Canadian sex workers propose a radical solution to crimes and abuse directed at those in the oldest profession
The epidemic of violent acts against sex workers is ongoing, though it is rarely addressed in the morning paper or the halls of government. Now, the West Coast Co-operative of Sex Industry Professionals (WCCSIP) in Vancouver, Canada, is taking safety into its own hands, reports Herizons (Winter 2011).
In an ambitious new proposal, the WCCSIP is lobbying to start a co-op brothel that would rent rooms to sex workers for as little as two dollars, depending on how much time their clients request. Safety features would include emergency buttons, 24-hour security, and front-desk reception.

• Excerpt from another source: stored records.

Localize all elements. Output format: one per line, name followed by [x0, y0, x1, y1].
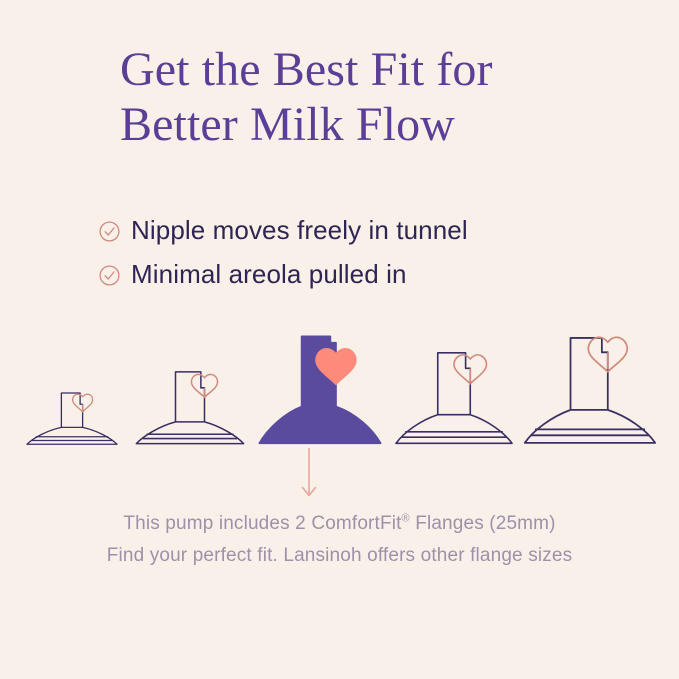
infographic-panel: Get the Best Fit for Better Milk Flow Ni… — [0, 0, 679, 679]
list-item: Minimal areola pulled in — [99, 252, 619, 296]
footer-line-1-suffix: Flanges (25mm) — [410, 513, 556, 534]
circle-check-icon — [99, 265, 120, 286]
circle-check-icon — [99, 221, 120, 242]
footer-line-2: Find your perfect fit. Lansinoh offers o… — [0, 540, 679, 572]
list-item-label: Nipple moves freely in tunnel — [131, 215, 468, 245]
footer-line-1: This pump includes 2 ComfortFit® Flanges… — [0, 508, 679, 540]
page-title: Get the Best Fit for Better Milk Flow — [120, 42, 600, 152]
flange-size-5[interactable] — [522, 332, 658, 448]
headline-line-2: Better Milk Flow — [120, 97, 600, 152]
footer-note: This pump includes 2 ComfortFit® Flanges… — [0, 508, 679, 572]
list-item: Nipple moves freely in tunnel — [99, 208, 619, 252]
flange-size-3-comfortfit-25mm[interactable] — [256, 330, 384, 448]
flange-size-4[interactable] — [392, 342, 516, 448]
headline-line-1: Get the Best Fit for — [120, 42, 600, 97]
registered-mark: ® — [402, 513, 410, 525]
flange-size-row — [0, 322, 679, 448]
flange-size-2[interactable] — [132, 353, 248, 448]
benefits-list: Nipple moves freely in tunnel Minimal ar… — [99, 208, 619, 296]
footer-line-2-prefix: Find your perfect fit. Lansinoh offers o… — [107, 545, 573, 566]
footer-line-1-prefix: This pump includes 2 ComfortFit — [123, 513, 401, 534]
list-item-label: Minimal areola pulled in — [131, 259, 407, 289]
flange-size-1[interactable] — [22, 368, 122, 448]
down-arrow-icon — [297, 448, 321, 500]
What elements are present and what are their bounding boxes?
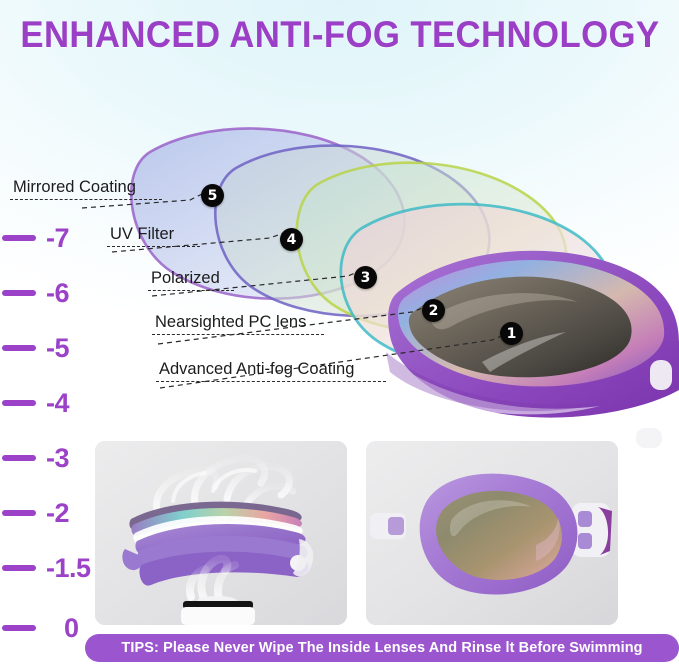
callout-underline bbox=[148, 290, 234, 291]
badge-3: 3 bbox=[354, 266, 377, 289]
scale-tick: -5 bbox=[0, 333, 69, 363]
scale-dash bbox=[2, 235, 36, 241]
steam-demo-illustration bbox=[95, 441, 347, 625]
badge-2: 2 bbox=[422, 299, 445, 322]
callout-label: Mirrored Coating bbox=[10, 178, 162, 199]
goggle-closeup-illustration bbox=[366, 441, 618, 625]
scale-value: -4 bbox=[46, 388, 69, 419]
strap-clip-left bbox=[370, 513, 406, 539]
page-title: ENHANCED ANTI-FOG TECHNOLOGY bbox=[20, 14, 658, 56]
scale-value: -3 bbox=[46, 443, 69, 474]
lens-layer-illustration bbox=[0, 60, 679, 455]
scale-tick: -4 bbox=[0, 388, 69, 418]
scale-dash bbox=[2, 565, 36, 571]
scale-value: -5 bbox=[46, 333, 69, 364]
scale-value: 0 bbox=[64, 613, 79, 644]
callout-underline bbox=[107, 246, 200, 247]
scale-value: -2 bbox=[46, 498, 69, 529]
infographic-root: ENHANCED ANTI-FOG TECHNOLOGY bbox=[0, 0, 679, 667]
callout-mirrored-coating: Mirrored Coating bbox=[10, 178, 162, 200]
badge-4: 4 bbox=[280, 228, 303, 251]
callout-advanced-anti-fog-coating: Advanced Anti-fog Coating bbox=[156, 360, 386, 382]
callout-underline bbox=[10, 199, 162, 200]
scale-dash bbox=[2, 400, 36, 406]
photo-panel-goggle-lens-closeup bbox=[366, 441, 618, 625]
callout-underline bbox=[156, 381, 386, 382]
callout-label: Polarized bbox=[148, 269, 234, 290]
scale-tick: -3 bbox=[0, 443, 69, 473]
diopter-scale: -7 -6 -5 -4 -3 -2 -1.5 0 bbox=[0, 215, 100, 655]
callout-uv-filter: UV Filter bbox=[107, 225, 200, 247]
scale-tick: -1.5 bbox=[0, 553, 91, 583]
scale-dash bbox=[2, 290, 36, 296]
badge-1: 1 bbox=[500, 322, 523, 345]
callout-label: UV Filter bbox=[107, 225, 200, 246]
scale-dash bbox=[2, 625, 36, 631]
scale-value: -6 bbox=[46, 278, 69, 309]
scale-tick: -7 bbox=[0, 223, 69, 253]
scale-dash bbox=[2, 345, 36, 351]
scale-value: -7 bbox=[46, 223, 69, 254]
scale-dash bbox=[2, 510, 36, 516]
scale-value: -1.5 bbox=[46, 553, 91, 584]
scale-tick: -2 bbox=[0, 498, 69, 528]
badge-5: 5 bbox=[201, 184, 224, 207]
scale-tick: -6 bbox=[0, 278, 69, 308]
callout-label: Advanced Anti-fog Coating bbox=[156, 360, 386, 381]
tips-banner: TIPS: Please Never Wipe The Inside Lense… bbox=[85, 634, 679, 662]
callout-underline bbox=[152, 334, 324, 335]
scale-dash bbox=[2, 455, 36, 461]
scale-tick: 0 bbox=[0, 613, 79, 643]
strap-clip-right bbox=[572, 503, 612, 557]
callout-nearsighted-pc-lens: Nearsighted PC lens bbox=[152, 313, 324, 335]
callout-polarized: Polarized bbox=[148, 269, 234, 291]
callout-label: Nearsighted PC lens bbox=[152, 313, 324, 334]
photo-panel-anti-fog-steam-demo bbox=[95, 441, 347, 625]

Currently, Susan Davis, WCCSIP leader and an escort herself, takes clients to her apartment. “If something goes wrong, I’m hoping that my neighbors will hear me,” she says. “But if you’re working in a brothel, then people are all around you.”
Although, technically, prostitution isn’t a crime in Canada, many aspects of the trade—such as owning a brothel or communicating for the purposes of prostitution—are illegal. By renting private rooms, workers at the co-op brothel could avoid needless, and expensive, run-ins with police and regulators.
Beyond increased levels of physical and legal protection, the co-op would also provide helpful real-world benefits such as micro-loans for small businesses, school scholarships, and employment counseling for those who want to leave the sex industry.